For players at any level, being dropped from a team due to lack of form is like a slap in the face, so one can only imagine what it must feel like for an All Black to be demoted at his Super Rugby franchise.

After 80 minutes, Israel Dagg has found himself in that position at the Crusaders. Last year it took until halfway through the season for coach Todd Blackadder to act, this time it's come after only one below-par match against the Chiefs. Dagg, a consistently high performer for the All Blacks, will be on the reserves bench at Eden Park tonight for his team's match against the Blues, a team with its own selection issues.

Left out completely from the Crusaders is first-five Tyler Bleyendaal after missing five first-half kicks in Christchurch last weekend. Blues counterpart Chris Noakes is another casualty - coach Sir John Kirwan preferring to field Simon Hickey, a 20-year-old yet to play at this level, in his place.

Dropping players is a coach's nuclear option, the one way they can punish those they feel aren't performing acceptably while giving someone else an opportunity. It's not an easy thing to do and it can also be a dangerous thing to do if done wrongly. While All Blacks coach Steve Hansen allows his assistants to give players good selection news, he prefers to make the difficult call to a player who hasn't made the team.
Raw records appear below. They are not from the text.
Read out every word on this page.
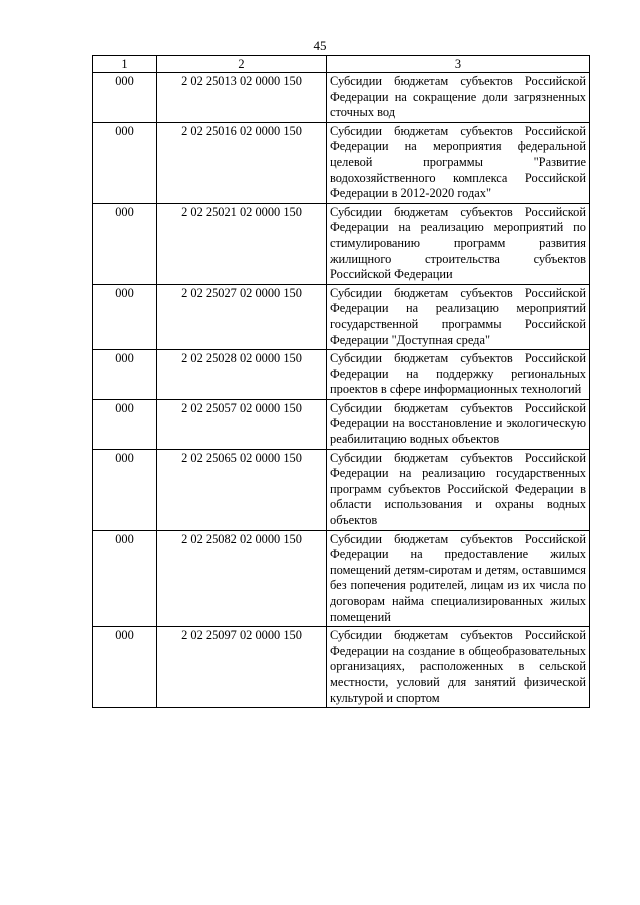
45
1	2	3
000	2 02 25013 02 0000 150	Субсидии бюджетам субъектов Российской Федерации на сокращение доли загрязненных сточных вод
000	2 02 25016 02 0000 150	Субсидии бюджетам субъектов Российской Федерации на мероприятия федеральной целевой программы "Развитие водохозяйственного комплекса Российской Федерации в 2012-2020 годах"
000	2 02 25021 02 0000 150	Субсидии бюджетам субъектов Российской Федерации на реализацию мероприятий по стимулированию программ развития жилищного строительства субъектов Российской Федерации
000	2 02 25027 02 0000 150	Субсидии бюджетам субъектов Российской Федерации на реализацию мероприятий государственной программы Российской Федерации "Доступная среда"
000	2 02 25028 02 0000 150	Субсидии бюджетам субъектов Российской Федерации на поддержку региональных проектов в сфере информационных технологий
000	2 02 25057 02 0000 150	Субсидии бюджетам субъектов Российской Федерации на восстановление и экологическую реабилитацию водных объектов
000	2 02 25065 02 0000 150	Субсидии бюджетам субъектов Российской Федерации на реализацию государственных программ субъектов Российской Федерации в области использования и охраны водных объектов
000	2 02 25082 02 0000 150	Субсидии бюджетам субъектов Российской Федерации на предоставление жилых помещений детям-сиротам и детям, оставшимся без попечения родителей, лицам из их числа по договорам найма специализированных жилых помещений
000	2 02 25097 02 0000 150	Субсидии бюджетам субъектов Российской Федерации на создание в общеобразовательных организациях, расположенных в сельской местности, условий для занятий физической культурой и спортом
The key for a coach is clarity, honesty and consistency; the former in setting out his expectations to the squad before the season - and presumably Blackadder has stated that anyone, regardless of status, will be dropped straight away if they do not come up to scratch - and honesty in explaining his reasons for the decision. Now Blackadder must follow through with this policy for the rest of the season. He has to be consistent with his decisions and with every player.

Dagg didn't have his best game against the Chiefs - he lost possession in contact three times - and wasn't the attacking threat the Crusaders required, but none of their backs looked consistently threatening and he did appear to be trying hard. Reason enough to be dropped without having another chance? Only Blackadder can answer that.
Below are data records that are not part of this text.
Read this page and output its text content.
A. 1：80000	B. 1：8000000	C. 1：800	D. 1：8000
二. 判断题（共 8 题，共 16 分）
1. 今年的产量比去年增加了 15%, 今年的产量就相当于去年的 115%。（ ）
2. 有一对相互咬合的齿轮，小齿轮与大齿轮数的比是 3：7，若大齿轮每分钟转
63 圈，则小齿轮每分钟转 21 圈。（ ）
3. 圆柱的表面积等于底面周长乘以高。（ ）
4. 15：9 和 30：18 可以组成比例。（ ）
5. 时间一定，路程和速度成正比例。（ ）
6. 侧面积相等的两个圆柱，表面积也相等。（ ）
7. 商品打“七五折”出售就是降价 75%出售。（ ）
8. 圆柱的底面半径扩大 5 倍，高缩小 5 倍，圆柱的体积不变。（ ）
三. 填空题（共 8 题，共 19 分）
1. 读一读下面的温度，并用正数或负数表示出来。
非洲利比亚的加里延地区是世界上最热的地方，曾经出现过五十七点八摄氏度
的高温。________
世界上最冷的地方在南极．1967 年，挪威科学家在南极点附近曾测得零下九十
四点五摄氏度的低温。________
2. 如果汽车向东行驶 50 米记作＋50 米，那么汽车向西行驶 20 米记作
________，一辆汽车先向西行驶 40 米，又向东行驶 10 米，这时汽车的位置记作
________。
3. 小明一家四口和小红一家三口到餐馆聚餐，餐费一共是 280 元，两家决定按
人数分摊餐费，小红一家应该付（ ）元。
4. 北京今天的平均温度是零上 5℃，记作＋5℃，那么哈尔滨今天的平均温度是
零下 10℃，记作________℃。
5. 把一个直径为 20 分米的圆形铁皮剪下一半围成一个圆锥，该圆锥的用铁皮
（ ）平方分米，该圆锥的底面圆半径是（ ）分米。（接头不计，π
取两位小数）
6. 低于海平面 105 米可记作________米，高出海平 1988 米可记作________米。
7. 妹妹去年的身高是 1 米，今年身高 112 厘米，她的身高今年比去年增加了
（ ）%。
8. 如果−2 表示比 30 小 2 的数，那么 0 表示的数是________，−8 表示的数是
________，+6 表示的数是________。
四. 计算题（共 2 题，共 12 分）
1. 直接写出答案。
Kirwan said Noakes didn't take the news of his demotion well, something the coach said he expected. Looking at it from the outside, it's not surprising he was disappointed. He didn't play well in the first half, and while he would have been expected to give his side, which looked in disarray, direction, he looked a lot better in the second half once his forwards began showing a little more intent.

One of the foundation pillars for any team ethos is the "team first" mantra, in which everything is done for the good of the team. It is a convenient one for coaches too. If "no player is bigger than the team" then coaches should be able to select who their want without players responding poorly.

The big danger is that too many selection disappointments can spread from player to player like an illness. Coaches have a responsibility to manage players, to get the best out of them.

It is a difficult balancing act and one only a select few can do well.